Piotr Orlov: Harvey Pekar's American Splendor comics: "Somewhat diary-like, but also containing short, on-the-fly, philosophic nuggets."

Jordan Davis: "The daily expository theme, as instituted at Harvard in the 1830s then carried over to all the institutions with Harvard-envy over the next few decades. The record on this is The Elephants Teach, a history of creative writing in America. Also, Senator Graham's lists."

Clint Newman: "Photographer Walker Evans was a compulsive list-maker. Simple personal poetry. I think some are compiled in Unclassified, some sort of collection of his writing. (He translated Baudelaire and other French writers). Here's a decent overview."

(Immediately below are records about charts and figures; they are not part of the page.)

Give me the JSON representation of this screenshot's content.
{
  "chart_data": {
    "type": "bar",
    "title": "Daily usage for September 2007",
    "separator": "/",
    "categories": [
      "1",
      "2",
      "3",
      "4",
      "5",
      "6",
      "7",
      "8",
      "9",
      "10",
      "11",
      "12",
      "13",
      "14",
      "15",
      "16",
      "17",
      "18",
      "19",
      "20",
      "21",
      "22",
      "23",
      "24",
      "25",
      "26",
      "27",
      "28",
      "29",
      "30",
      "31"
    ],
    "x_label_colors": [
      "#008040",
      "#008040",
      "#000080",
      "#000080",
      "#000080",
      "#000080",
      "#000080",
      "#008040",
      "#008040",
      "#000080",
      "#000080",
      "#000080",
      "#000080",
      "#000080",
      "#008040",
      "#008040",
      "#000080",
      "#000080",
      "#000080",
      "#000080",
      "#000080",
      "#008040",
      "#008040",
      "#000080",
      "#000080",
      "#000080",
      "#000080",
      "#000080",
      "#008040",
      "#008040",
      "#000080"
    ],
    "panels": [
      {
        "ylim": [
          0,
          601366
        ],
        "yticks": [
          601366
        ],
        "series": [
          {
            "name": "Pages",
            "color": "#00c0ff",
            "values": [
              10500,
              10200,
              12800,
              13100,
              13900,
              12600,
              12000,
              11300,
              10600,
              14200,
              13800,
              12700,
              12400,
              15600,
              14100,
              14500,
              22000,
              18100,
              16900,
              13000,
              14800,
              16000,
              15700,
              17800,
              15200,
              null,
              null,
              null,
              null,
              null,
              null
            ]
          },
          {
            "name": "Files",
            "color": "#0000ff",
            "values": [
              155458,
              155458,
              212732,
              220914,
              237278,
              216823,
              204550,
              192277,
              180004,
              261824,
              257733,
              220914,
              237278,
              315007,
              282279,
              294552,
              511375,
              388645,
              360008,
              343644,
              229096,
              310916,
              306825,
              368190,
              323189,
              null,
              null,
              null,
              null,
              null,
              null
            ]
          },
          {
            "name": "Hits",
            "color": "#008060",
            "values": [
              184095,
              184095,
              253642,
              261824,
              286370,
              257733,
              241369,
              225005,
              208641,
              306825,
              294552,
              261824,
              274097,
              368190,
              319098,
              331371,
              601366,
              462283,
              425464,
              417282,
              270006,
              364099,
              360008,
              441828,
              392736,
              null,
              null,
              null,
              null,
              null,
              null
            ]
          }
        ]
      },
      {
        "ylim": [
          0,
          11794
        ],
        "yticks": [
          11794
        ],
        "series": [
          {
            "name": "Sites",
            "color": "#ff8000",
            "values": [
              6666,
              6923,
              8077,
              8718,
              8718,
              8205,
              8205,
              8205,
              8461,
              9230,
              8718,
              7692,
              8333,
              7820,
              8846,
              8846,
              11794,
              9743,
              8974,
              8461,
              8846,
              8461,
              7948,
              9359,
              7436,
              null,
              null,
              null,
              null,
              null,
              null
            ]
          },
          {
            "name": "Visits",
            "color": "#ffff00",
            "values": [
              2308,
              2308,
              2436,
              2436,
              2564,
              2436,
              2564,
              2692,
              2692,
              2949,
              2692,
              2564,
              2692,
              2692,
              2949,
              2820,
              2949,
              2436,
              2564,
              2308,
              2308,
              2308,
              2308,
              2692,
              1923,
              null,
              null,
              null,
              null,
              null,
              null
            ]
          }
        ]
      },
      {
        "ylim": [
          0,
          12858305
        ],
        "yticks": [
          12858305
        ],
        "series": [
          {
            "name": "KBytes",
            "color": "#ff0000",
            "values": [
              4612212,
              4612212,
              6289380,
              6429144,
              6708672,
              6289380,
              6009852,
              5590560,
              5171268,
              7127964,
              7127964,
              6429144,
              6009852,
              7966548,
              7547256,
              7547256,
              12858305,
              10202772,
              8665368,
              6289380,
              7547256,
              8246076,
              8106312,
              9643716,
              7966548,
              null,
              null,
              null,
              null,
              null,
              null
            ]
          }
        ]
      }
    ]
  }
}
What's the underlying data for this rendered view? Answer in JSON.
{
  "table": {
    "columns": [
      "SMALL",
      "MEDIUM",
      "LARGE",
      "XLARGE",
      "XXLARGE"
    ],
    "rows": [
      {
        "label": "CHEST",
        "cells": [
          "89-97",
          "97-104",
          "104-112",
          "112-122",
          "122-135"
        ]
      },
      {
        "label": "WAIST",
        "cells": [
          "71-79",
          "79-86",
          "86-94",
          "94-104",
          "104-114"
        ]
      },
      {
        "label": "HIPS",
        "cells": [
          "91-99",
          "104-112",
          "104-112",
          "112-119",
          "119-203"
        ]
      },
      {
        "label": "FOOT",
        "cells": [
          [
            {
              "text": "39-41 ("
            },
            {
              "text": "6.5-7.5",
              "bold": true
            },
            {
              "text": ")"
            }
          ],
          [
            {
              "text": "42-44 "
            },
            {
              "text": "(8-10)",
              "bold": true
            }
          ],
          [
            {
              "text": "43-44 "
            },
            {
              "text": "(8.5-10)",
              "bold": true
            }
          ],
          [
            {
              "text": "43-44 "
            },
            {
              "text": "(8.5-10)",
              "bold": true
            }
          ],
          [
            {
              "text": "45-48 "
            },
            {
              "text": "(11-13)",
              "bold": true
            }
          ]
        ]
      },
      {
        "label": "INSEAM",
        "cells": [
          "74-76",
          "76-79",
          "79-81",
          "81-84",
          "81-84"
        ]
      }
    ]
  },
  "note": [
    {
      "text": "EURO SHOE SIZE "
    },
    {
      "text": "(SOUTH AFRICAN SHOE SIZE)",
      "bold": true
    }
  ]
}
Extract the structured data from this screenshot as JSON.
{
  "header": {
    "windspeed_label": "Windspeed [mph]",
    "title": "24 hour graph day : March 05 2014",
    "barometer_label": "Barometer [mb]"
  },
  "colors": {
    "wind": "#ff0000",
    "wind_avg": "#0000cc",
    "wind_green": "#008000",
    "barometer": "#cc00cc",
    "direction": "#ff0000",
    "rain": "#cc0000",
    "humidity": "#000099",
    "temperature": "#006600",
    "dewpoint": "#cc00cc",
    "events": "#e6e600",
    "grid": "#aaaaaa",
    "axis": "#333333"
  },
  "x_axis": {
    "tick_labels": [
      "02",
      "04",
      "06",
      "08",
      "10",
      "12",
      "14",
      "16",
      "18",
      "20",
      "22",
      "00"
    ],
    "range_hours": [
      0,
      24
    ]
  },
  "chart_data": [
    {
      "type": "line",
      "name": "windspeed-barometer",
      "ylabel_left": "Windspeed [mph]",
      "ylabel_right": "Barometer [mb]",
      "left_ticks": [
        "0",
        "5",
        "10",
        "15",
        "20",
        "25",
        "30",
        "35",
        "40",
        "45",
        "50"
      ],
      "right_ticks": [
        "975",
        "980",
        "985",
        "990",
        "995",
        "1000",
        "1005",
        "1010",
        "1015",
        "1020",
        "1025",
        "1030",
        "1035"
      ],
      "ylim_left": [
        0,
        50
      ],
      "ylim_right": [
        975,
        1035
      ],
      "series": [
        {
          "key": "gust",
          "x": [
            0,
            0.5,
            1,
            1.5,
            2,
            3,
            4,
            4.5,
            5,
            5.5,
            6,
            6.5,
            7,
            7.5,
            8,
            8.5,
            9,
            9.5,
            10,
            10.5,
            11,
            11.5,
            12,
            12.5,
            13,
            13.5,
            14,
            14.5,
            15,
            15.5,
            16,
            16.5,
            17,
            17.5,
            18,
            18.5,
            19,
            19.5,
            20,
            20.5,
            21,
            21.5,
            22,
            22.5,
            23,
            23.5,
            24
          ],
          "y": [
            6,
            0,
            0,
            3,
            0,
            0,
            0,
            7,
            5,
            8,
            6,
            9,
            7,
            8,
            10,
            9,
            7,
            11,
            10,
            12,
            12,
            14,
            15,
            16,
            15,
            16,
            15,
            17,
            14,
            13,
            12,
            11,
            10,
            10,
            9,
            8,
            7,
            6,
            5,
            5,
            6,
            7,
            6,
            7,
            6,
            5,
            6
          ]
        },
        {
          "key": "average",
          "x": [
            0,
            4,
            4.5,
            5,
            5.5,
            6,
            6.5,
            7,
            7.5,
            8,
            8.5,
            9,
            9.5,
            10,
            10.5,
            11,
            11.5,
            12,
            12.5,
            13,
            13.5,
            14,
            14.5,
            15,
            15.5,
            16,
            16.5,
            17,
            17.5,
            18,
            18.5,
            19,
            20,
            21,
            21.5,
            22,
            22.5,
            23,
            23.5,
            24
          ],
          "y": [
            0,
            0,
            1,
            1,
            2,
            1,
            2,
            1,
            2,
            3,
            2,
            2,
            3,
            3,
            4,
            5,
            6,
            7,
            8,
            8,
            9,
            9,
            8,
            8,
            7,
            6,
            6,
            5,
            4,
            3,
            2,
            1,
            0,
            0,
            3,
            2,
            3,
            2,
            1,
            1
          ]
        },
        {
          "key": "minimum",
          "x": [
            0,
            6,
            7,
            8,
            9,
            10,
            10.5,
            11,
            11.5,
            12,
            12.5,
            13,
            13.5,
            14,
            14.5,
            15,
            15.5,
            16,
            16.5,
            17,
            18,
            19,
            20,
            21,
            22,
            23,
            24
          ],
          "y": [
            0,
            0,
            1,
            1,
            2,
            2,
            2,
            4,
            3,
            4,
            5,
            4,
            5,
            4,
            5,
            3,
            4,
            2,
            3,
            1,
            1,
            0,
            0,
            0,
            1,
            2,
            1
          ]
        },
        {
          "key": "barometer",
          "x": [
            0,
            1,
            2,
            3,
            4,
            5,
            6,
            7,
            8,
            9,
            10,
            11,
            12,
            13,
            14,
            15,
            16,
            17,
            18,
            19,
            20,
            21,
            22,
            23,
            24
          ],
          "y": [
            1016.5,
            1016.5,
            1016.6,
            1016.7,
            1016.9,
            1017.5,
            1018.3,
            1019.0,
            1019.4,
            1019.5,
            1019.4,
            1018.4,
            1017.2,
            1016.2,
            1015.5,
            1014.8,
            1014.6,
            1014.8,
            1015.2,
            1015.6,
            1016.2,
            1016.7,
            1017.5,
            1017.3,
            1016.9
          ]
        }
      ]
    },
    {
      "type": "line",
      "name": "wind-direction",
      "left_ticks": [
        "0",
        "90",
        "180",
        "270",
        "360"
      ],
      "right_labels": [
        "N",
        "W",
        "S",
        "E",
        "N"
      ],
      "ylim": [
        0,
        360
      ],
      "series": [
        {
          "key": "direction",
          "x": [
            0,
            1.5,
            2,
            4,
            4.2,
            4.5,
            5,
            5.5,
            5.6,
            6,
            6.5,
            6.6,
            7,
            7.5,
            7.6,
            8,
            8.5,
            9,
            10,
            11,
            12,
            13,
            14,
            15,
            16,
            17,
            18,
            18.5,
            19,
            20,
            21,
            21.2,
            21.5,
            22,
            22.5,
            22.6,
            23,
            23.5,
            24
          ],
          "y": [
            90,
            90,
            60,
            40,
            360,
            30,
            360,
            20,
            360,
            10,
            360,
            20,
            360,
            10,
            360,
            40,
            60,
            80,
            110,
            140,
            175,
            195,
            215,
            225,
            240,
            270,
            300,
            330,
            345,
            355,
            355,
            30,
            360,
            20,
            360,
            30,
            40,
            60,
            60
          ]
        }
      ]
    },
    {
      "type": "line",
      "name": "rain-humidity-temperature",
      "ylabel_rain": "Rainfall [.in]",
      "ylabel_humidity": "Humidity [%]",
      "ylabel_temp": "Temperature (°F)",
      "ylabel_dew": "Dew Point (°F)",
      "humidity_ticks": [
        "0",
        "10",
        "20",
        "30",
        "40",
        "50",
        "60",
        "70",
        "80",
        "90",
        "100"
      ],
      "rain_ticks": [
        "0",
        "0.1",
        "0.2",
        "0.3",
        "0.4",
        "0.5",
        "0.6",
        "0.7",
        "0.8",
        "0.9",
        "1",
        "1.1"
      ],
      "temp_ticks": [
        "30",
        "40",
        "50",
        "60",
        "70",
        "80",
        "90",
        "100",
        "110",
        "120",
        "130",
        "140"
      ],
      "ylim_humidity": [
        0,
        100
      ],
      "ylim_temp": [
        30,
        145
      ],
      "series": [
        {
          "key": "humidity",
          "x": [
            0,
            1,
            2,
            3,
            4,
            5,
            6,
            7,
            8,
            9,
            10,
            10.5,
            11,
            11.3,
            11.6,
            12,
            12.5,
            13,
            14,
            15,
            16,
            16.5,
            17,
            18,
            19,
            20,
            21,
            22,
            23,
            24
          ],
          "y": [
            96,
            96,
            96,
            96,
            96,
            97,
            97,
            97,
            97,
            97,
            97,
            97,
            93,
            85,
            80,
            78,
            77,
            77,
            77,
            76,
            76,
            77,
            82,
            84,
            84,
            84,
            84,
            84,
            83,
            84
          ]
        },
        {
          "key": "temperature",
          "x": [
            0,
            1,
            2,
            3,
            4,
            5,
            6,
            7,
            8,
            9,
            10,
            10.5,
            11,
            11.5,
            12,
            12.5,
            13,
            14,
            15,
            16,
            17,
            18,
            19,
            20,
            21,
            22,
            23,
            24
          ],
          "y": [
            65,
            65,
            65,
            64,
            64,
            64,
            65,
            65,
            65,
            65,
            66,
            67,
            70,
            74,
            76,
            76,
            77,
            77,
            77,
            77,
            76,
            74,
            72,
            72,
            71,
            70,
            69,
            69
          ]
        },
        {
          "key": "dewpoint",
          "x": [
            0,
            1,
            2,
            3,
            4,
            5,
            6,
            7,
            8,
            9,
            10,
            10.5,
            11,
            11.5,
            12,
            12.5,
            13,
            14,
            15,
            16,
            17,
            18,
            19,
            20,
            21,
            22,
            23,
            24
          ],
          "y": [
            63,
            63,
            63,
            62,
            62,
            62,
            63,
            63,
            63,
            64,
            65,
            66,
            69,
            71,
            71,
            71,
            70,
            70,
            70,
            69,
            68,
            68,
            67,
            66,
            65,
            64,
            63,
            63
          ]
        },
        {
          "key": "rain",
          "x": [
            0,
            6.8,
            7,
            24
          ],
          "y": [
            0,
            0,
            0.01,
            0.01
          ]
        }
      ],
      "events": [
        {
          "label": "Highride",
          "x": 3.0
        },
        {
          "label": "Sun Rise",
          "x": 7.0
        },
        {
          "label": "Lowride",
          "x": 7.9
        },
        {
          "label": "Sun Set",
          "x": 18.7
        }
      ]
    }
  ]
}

Peter Culley sent two quotes with a framing note: "The formal accumulation of fragments a blog represents becomes interesting over time not only at the immediate level of narrative, image, or designation, but for the resonances it creates. The way in your blog, for example, that the record of your listening builds against the ground of your looking. The way the space between Jordan's blogs becomes an experienced entity."

The quotes:

"The open limit is a designation that I walk through in a kind of network looking for a site. And then I select the site. There's no criteria; just how the material hits my psyche when I'm scanning it. But it's a kind of low level scanning, almost unconscious. When you select, it's fixed so that randomness is then determined. It's determined in uncertainty. At the same time, the fringes or boundaries of the designation are always open." — Robert Smithson

"Zeppelins float in the darkness beneath ancient cosmological maps; the entire anachronistic discordia concors is dedicated to finding the most startling relationships between images that are worlds apart. The Atlas proposes an art of the in-between, what Warburg called the 'iconology of the interval'. God, he famously declared, resides in the details; the inhuman presence that hovers in the darkness between these images is, says the philosopher Giorgio Agamben, 'the dark demon of an unnamed science whose contours we are only today beginning to glimpse'. " — from Brian Dillon on Aby Warburg's Mnemosyne Atlas."

Sean Carman:

"Robert Musil's The Man Without Qualities might also fit. It's a sprawling novel without anything resembling a constructed plot, but on every page is a brilliant observation about human behavior reflected in the manners of pre-WWI Viennese society. It was smuggled out of Germany and then passed around for decades before it was published. That makes it sort of blog-like. It was published in Germany decades later, and was only recently translated into English. [Ed.: This translation from 1953 was the first.] Check out this appreciation written by, of all people, Harvey Pekar."

And looking into the black hole of the present moment, Keith Harris: "In my darker moments, I think blogging has turned us into a nation of Larry Kings."